Si pour 11 d’entre eux sa culpabilité est évidente, un juré va émettre des doutes. Or il faut l’unanimité pour prononcer un verdict. Une vie est entre leurs mains. C’est l’acquittement ou la chaise électrique.
Dans cette pièce bien connue des cinéphiles, douze hommes, jurés d’un procès pour meurtre, délibèrent pour déterminer la culpabilité d’un jeune garçon qui risque la peine de mort. Le Théâtre Hébertot revisite le chef d’œuvre du dramaturge américain Reginald Rose “12 Hommes en colère”, écrit en 1953 et adapté au cinéma par Sydney Lumet quatre ans plus tard.
N’ayant jamais vu le film, j’ai confronté mon avis à celui de mon amie Sarah qui, pour sa part, n’avait pas oublié le scénario.
Avis de Hillel :
En me rendant au théâtre Hébertot, j’avais forcément en tête le film de Sidney Lumet, mais je l’ai vite oublié pour (re)découvrir ce texte qui n’a pas pris une ride. Les thèmes restent très actuels : l’affrontement des classes, la compassion et la responsabilité, les préjugés… On peut facilement oublier que la pièce a été écrite il y a plus de soixante ans, tant elle semble parler du monde d’aujourd’hui.
Les thèmes semblent contemporains, mais l’atmosphère visuelle est bien celle de l’Amérique des années 50. La très belle mise en scène de Charles Tordjman évoque un tableau de Hopper : les couleurs rompues, les ombres dures, l’immobilité apparente qui ne demande qu’à exploser.
Les douze personnages sont en permanence sur la scène, mais sans jamais donner une impression de désordre, tant le regard du spectateur est dirigé. On assiste à un beau ballet des acteurs dans ce décor très sobre mais efficace. Cette simplicité du plateau (décor gris, avec seulement un banc et une fenêtre) permet la mise en valeur du texte et du jeu, le spectateur n’est pas distrait. Il y a assez peu de déplacements, ce qui leur donne encore plus de poids : lorsqu’un personnage s’avance sur la scène, ou se tient à l’écart par exemple, ce n’est jamais anodin.
On ressent très bien l’alchimie entre les personnages, et c’est sur leurs interactions que repose toute l’intrigue de la pièce. J’ai observé avec intérêt la façon dont chacun tente de faire vaciller les autres. Les personnages nombreux sont pour la pour la plupart des archétypes qui nous sont familiers. Ils parviennent pourtant à nous surprendre, dans leurs choix et leurs réflexions, et à s’éloigner des clichés.
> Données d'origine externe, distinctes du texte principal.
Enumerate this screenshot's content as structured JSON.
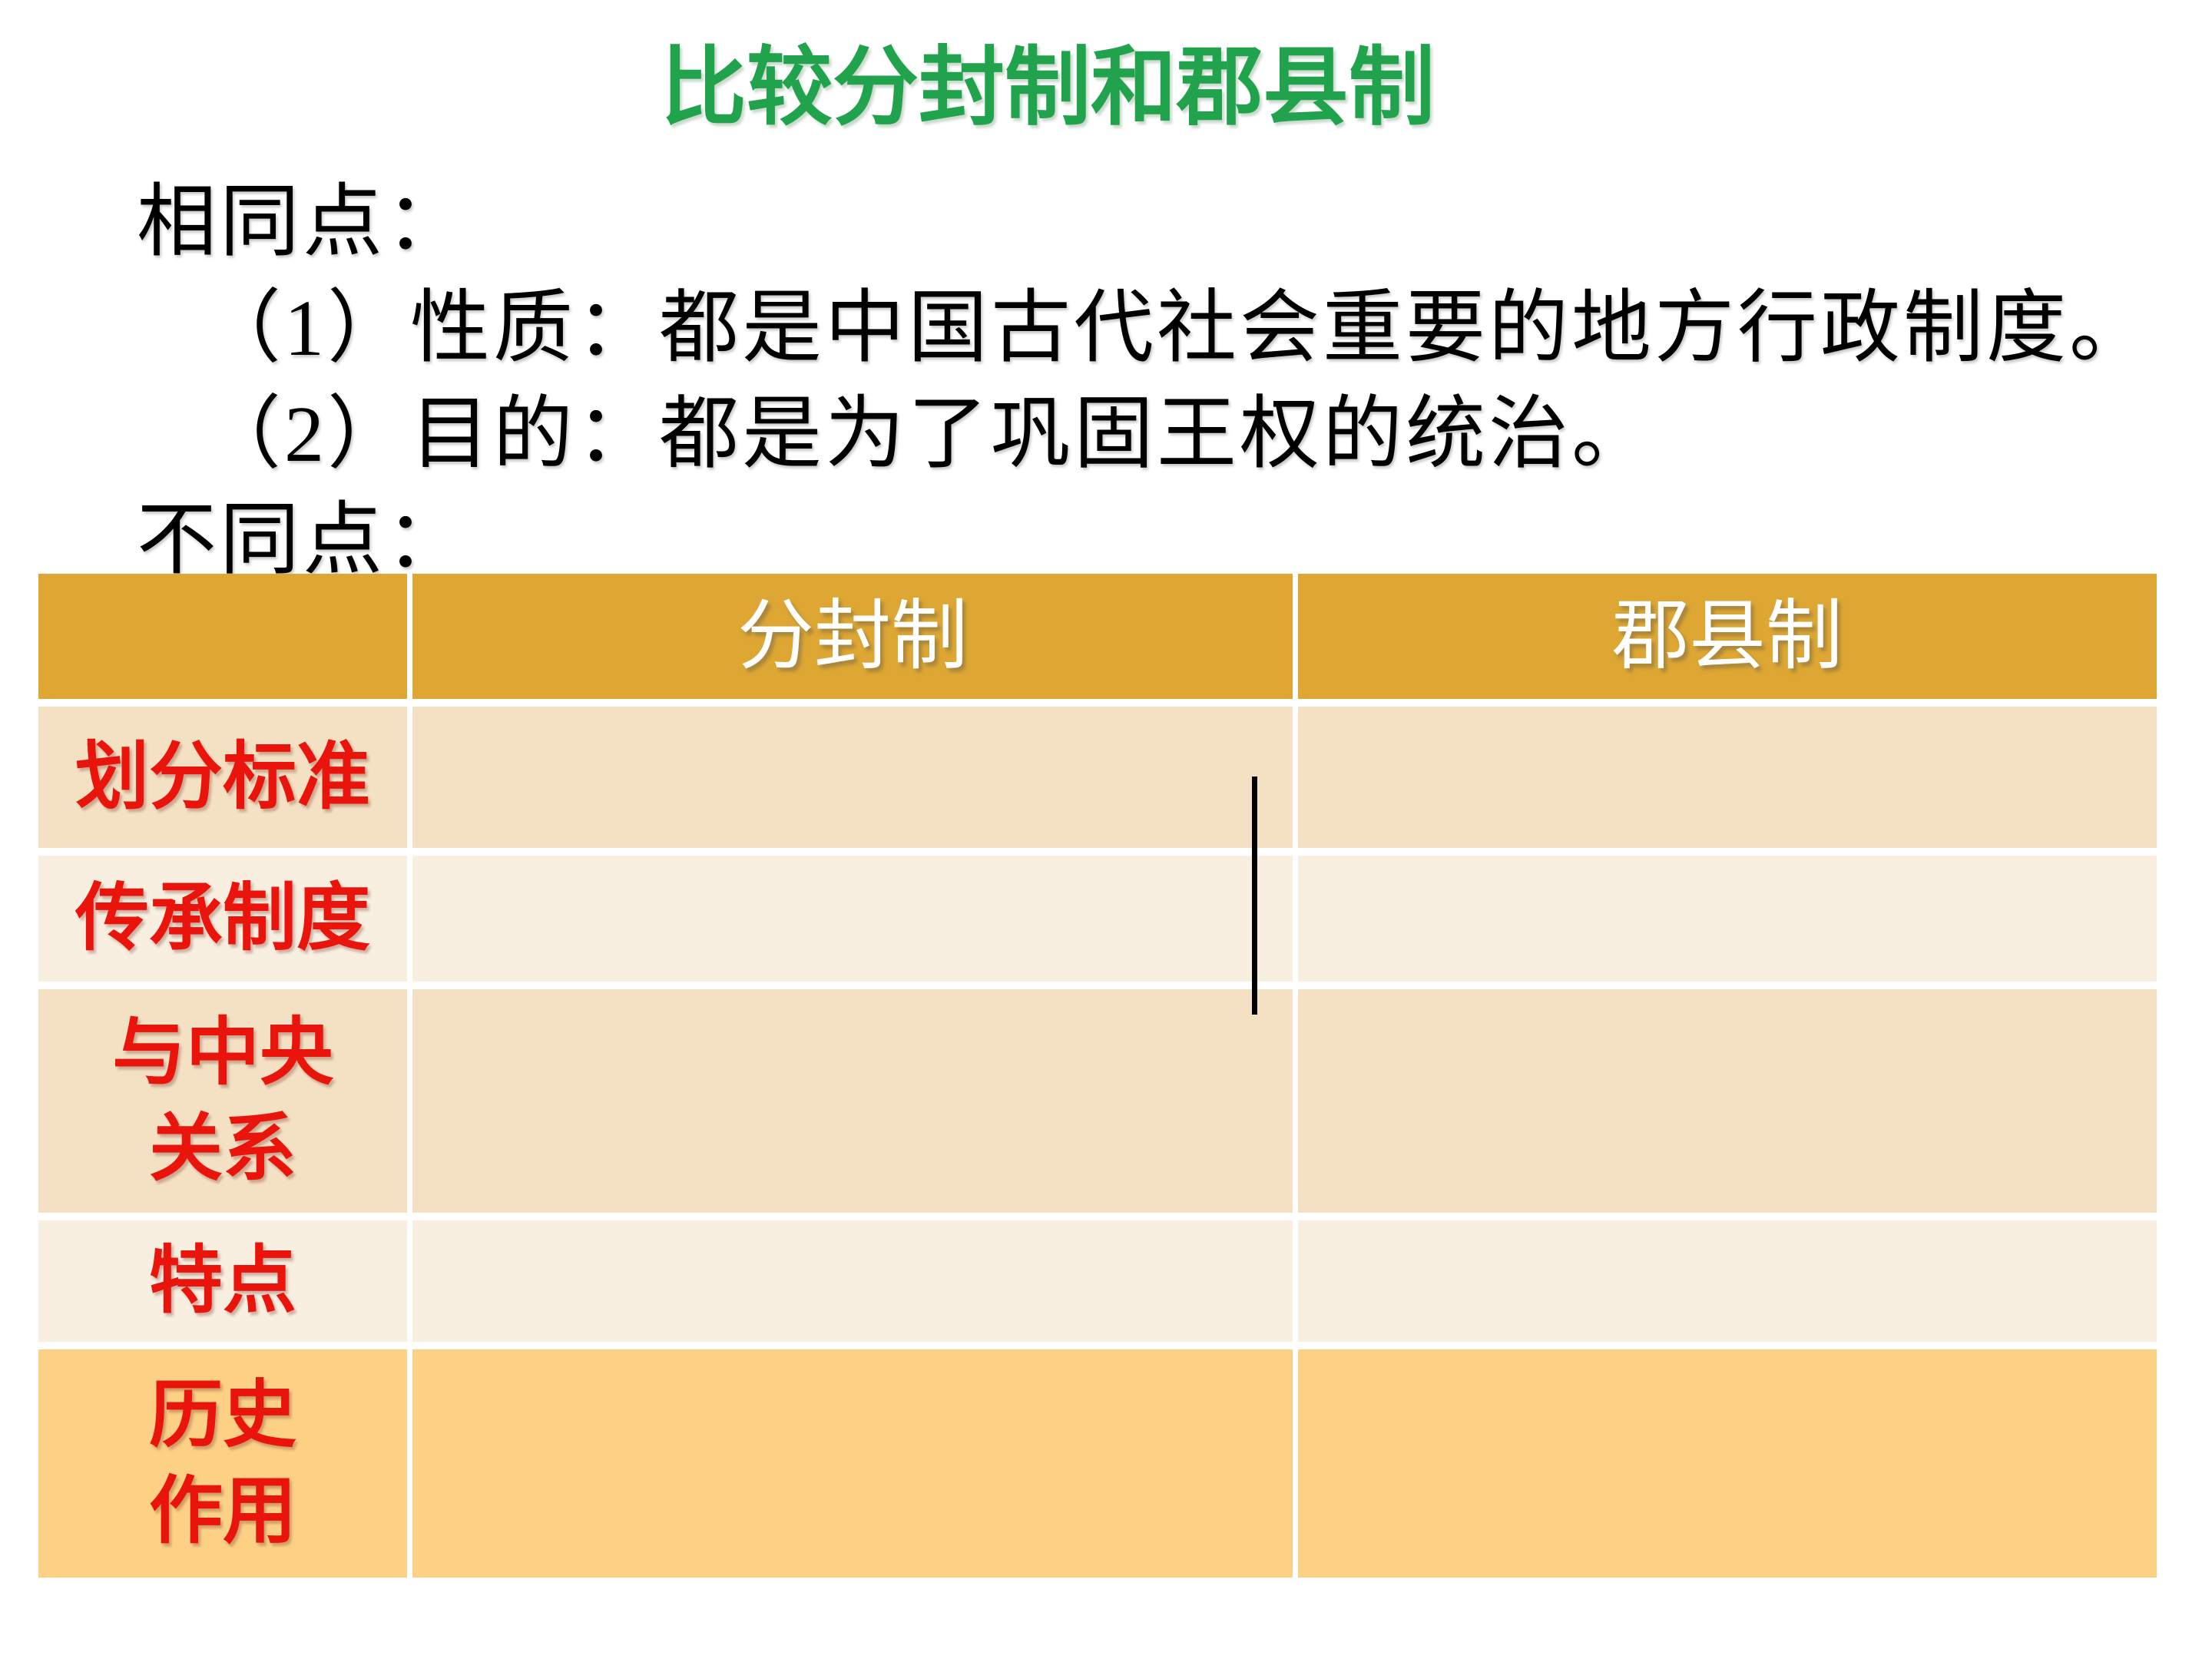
{
  "title": "比较分封制和郡县制",
  "body": {
    "similarities_heading": "相同点：",
    "similarity_1": "（1）性质：都是中国古代社会重要的地方行政制度。",
    "similarity_2": "（2）目的：都是为了巩固王权的统治。",
    "differences_heading": "不同点："
  },
  "table": {
    "header": [
      "",
      "分封制",
      "郡县制"
    ],
    "rows": [
      {
        "label": "划分标准",
        "cells": [
          "",
          ""
        ]
      },
      {
        "label": "传承制度",
        "cells": [
          "",
          ""
        ]
      },
      {
        "label": "与中央\n关系",
        "cells": [
          "",
          ""
        ]
      },
      {
        "label": "特点",
        "cells": [
          "",
          ""
        ]
      },
      {
        "label": "历史\n作用",
        "cells": [
          "",
          ""
        ]
      }
    ]
  },
  "colors": {
    "title_green": "#21A24C",
    "body_black": "#000000",
    "label_red": "#E9150D",
    "header_gold": "#DEA733",
    "header_text_white": "#FFFFFF",
    "row_tan": "#F4E1C4",
    "row_cream": "#F8EFE1",
    "bottom_gold": "#FCD186",
    "divider_black": "#000000"
  }
}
Dans ce huis clos entièrement masculin, la tension qui monte petit à petit étouffe ses personnages mais jamais le spectateur.
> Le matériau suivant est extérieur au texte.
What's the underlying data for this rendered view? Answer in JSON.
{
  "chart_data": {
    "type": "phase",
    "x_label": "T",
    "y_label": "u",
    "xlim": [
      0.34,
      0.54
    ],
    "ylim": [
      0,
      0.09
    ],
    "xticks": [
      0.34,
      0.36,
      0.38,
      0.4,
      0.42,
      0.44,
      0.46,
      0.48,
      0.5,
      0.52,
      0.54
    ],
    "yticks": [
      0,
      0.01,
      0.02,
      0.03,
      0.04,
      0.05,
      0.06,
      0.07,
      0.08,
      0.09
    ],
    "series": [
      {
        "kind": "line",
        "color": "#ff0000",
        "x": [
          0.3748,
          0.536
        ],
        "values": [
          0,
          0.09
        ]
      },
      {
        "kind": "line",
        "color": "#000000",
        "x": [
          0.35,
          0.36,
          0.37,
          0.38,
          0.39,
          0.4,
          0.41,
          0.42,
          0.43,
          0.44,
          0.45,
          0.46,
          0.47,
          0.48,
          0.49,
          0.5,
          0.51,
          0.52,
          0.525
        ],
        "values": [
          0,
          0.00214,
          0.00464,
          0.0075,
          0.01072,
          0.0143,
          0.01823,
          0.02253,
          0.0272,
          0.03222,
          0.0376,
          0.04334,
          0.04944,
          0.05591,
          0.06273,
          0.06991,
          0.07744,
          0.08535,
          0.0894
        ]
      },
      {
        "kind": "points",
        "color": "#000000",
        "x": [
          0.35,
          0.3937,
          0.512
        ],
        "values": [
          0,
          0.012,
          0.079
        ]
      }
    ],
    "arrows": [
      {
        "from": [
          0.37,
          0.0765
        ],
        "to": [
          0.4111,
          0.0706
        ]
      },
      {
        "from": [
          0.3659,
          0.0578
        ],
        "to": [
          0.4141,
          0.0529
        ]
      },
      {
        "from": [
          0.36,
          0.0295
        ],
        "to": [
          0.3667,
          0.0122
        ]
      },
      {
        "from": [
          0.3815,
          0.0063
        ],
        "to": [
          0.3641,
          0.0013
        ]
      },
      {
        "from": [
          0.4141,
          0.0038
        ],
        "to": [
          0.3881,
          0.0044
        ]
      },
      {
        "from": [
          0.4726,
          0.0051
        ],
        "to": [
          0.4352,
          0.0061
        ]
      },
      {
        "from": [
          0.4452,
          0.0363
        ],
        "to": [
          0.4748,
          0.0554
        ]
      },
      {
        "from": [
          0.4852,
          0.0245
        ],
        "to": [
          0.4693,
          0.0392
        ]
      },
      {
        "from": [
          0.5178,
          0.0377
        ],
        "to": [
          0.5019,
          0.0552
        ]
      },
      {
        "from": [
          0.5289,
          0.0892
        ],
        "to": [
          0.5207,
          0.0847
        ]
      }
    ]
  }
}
La dynamique du groupe est efficace, les acteurs se complètent et ont chacun leur moment pour briller, sans que personne ne tire la couverture à soi. Dans le rôle du juré rebelle, j’ai retrouvé avec plaisir Bruno Wolkowitch, plus connu pour ses rôles à la télévision mais habitué des planches.
Les détails de l’affaire qui est débattue sont révélés au compte goutte au cours de la pièce, et comme les personnages, le spectateur se laisse convaincre au fur et à mesure des révélations, soit de la culpabilité, soit de l’innocence de l’accusé.
Avis de Johanna :
J’ai apprécié la mise en scène épurée de Charles Tordjman qui se concentre sur le jeu d’acteurs. Le metteur en scène se saisit en effet avec sobriété et élégance de cette pièce à la distribution uniquement masculine. Cette distribution, que j’ai par ailleurs trouvée éclatante : les douze comédiens excellent dans une mise en scène très simple, se concentrant sur la psychologie des personnages. Parfois alignés sur une banquette, serrés, en tension, d’autres fois se levant à tour de rôle comme dans une chorégraphie minutieuse, ils prennent à la fois tout l’espace et toute notre attention.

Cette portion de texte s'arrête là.